Ayasofya 859 yılında büyük bir yangın, 869 yılında ise bir deprem geçirmiştir. 989 yılının Ekim ayındaki depremde ise binanın büyük kubbesi yıkılarak, yeniden onarılmıştır. 1344 ve 1346 yıllarında meydana gelen depremlerde de kubbenin bir kısmı ile kemerin bazı bölümleri yıkılmış olup yeniden onarımı yapılmıştır.

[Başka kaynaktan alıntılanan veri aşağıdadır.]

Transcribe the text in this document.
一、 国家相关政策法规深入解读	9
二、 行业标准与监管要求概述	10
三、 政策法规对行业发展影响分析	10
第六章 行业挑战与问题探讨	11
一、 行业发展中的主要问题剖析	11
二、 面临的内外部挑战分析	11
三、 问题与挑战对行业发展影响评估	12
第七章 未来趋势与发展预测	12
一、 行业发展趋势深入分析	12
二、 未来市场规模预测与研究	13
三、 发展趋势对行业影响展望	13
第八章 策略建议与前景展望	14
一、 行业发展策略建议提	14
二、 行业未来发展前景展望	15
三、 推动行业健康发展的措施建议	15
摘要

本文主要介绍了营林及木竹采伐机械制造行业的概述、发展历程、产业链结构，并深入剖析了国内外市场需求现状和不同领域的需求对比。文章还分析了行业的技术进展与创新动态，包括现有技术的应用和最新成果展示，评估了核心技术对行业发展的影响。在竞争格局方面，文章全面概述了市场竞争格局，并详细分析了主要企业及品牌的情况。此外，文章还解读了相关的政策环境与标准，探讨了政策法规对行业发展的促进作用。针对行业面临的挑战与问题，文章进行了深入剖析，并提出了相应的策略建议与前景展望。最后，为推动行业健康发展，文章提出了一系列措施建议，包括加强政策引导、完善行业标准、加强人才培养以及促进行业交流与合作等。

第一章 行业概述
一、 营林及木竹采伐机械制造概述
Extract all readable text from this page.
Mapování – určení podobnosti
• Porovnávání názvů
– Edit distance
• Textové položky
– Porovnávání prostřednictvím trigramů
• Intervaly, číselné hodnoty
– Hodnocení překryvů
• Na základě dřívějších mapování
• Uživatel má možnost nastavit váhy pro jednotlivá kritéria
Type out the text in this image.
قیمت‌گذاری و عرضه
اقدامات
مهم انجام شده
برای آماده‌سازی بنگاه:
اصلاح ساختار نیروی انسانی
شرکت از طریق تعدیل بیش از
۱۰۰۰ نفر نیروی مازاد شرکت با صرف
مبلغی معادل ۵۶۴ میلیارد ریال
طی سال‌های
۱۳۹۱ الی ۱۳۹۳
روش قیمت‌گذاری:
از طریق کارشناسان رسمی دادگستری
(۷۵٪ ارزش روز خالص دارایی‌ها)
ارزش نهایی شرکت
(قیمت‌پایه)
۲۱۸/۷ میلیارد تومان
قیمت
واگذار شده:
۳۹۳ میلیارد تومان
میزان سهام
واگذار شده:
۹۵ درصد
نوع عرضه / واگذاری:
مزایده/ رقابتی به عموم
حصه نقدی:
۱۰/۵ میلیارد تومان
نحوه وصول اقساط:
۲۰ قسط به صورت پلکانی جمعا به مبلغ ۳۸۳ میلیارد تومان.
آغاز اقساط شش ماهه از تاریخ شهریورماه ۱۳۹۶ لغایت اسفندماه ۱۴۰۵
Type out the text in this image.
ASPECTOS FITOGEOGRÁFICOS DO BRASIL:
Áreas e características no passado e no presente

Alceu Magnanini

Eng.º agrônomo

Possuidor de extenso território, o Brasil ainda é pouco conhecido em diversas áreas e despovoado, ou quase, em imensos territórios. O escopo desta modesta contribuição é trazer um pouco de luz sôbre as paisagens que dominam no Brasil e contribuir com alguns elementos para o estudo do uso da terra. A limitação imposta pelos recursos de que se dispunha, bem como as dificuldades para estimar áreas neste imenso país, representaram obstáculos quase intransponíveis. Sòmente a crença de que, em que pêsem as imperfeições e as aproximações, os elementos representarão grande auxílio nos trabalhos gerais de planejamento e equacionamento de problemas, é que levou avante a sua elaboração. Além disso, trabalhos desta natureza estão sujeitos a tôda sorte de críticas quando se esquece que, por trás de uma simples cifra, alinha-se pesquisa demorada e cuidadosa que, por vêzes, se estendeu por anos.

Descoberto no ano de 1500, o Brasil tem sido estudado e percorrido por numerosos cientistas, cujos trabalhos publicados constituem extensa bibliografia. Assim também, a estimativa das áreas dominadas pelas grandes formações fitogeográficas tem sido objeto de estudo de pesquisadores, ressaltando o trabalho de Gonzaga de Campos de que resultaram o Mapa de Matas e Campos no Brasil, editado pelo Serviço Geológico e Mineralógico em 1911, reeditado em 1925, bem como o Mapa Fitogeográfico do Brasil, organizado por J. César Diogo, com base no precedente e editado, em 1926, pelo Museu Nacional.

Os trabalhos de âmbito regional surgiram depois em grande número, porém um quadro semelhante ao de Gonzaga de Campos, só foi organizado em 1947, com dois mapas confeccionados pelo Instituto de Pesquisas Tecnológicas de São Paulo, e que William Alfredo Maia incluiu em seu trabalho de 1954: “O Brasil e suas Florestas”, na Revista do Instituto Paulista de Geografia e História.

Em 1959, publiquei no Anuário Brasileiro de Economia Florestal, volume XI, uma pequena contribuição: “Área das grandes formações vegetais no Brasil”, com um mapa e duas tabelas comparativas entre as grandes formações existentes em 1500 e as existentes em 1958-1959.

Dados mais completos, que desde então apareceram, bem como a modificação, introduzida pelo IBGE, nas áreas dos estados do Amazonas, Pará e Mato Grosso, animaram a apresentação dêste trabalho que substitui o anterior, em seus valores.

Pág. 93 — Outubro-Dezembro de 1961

Osmanlı Döneminde Ayasofya’da Fatih Sultan Mehmed tarafından başlatılan onarım çalışmaları daha sonraki Sultanlar tarafından da devam ettirilmiştir. Ayasofya’daki en önemli onarımlar Sultan Abdulmecid’in (1839–1861) emri ile 1847–1849 yılları arasında İsviçreli Fossati Kardeşler tarafından yapılmıştır. Bu çalışmalar kapsamında kubbede görülen büyük çatlaklar doldurulmuş ve kubbe kasnağı demir çember ile sarılarak emniyete alınmıştır. Onarımlar sırasında dönemin en önemli hattatlarından Kazasker Mustafa İzzet Efendi tarafından, ana kubbenin 11,30 m. çapındaki alanına Kuran-ı Kerim’in Nur Sure’sinin 35. ayeti yazılmıştır.